While reading the Bible the other day (part of my daily practice), I ran across this old chestnut, and it brought back memories from long ago:
Do not be mismatched with unbelievers. For what partnership is there between righteousness and lawlessness? Or what fellowship is there between light and darkness? (2 Corinthians 6:14)
Way back in college—in our Christian fellowship, where we were young and ardent and took the Bible literally—this verse told us we should never date non-Christians. By non-Christians we usually meant anyone outside our tightly circumscribed theological circle. This disrupted several relationships while I was there, including one of my own.
Just one hitch: whatever the passage means, it’s not about dating (or not only).
Scholars struggle mightily with it, and for good reasons. Contextually, it appears out of nowhere, interrupting a sustained argument by the original author (the apostle Paul). Stylistically, it doesn’t sound like Paul. It might even be a rogue passage from another letter. And it’s vague: what kind of partnerships?
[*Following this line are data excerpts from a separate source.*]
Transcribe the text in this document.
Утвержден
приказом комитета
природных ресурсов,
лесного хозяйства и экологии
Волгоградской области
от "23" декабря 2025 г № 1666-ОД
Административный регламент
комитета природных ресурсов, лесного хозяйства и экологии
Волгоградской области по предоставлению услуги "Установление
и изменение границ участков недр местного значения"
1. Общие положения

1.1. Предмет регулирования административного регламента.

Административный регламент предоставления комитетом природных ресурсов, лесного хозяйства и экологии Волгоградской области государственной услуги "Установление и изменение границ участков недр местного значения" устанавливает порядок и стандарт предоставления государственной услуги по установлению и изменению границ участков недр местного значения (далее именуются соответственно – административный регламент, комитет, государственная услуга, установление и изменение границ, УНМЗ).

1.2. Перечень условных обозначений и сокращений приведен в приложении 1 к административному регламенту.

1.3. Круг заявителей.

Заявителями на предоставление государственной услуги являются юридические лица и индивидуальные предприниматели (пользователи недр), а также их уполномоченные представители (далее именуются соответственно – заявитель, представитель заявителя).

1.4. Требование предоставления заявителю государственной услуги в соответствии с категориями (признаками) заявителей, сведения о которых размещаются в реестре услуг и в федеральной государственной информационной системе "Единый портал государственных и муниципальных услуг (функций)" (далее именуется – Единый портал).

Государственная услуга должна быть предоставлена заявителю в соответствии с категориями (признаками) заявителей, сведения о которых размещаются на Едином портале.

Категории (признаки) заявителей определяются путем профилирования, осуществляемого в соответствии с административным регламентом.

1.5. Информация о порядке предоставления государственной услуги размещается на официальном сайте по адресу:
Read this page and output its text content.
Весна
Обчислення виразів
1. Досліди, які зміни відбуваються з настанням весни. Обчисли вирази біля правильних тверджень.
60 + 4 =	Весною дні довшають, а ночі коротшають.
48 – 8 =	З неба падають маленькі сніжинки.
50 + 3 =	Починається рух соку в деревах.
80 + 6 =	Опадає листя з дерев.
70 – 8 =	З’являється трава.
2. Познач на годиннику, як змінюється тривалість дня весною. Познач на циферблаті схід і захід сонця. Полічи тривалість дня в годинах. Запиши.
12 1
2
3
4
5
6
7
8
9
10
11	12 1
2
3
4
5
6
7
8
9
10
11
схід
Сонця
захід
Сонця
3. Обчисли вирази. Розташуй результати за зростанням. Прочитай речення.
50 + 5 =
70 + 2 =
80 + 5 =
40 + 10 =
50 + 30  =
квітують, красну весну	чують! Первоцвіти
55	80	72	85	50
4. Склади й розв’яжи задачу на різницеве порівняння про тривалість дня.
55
Bottom line, I think we misunderstood this passage in college. But here’s the oddity: it turned out OK.
Better than that, it bore fruit in our lives. If I hadn’t known this “dating advice,” I could have married the wrong person entirely—an alluring young woman to whom I was completely unsuited—instead of the marvel who has now been my wife for 40 years.
This got me wondering. If we were so certain and so wrong about a sacred text back in college, how many other texts, or ideas, or systems of thought have we misunderstood? Especially when it comes to spirituality: God is vast beyond measure, and our intellects are puny, so how could we not misunderstand?
And what does it mean that the misunderstandings bear fruit too? We typically think of them as negative.
I mentioned all this to my wife, and she told me about the time she preached a sermon in our house church during her own college days. After the service, three people told her how much the sermon had spoken to them. Each brought up a different point that my wife never intended to make. They’d misheard her, or she’d misspoken, and their lives were better as a result.
So we’re probably all walking around with a misunderstanding or 10 that shape our lives. And while I wouldn’t ever use this as license to dismiss facts and good arguments, the misunderstandings may be OK in the long run.Regardless of what’s in our brains, we are deeply held—I would say, tenderly held—by the Real, whom I call God and you may call by another name.
The same apostle Paul wrote elsewhere that God works all things to the good for those who love God. Perhaps the key is not to understand everything correctly, but to sort through it all—through all of life—with a wide-open heart and the humility to stay mindful of how much we don’t know.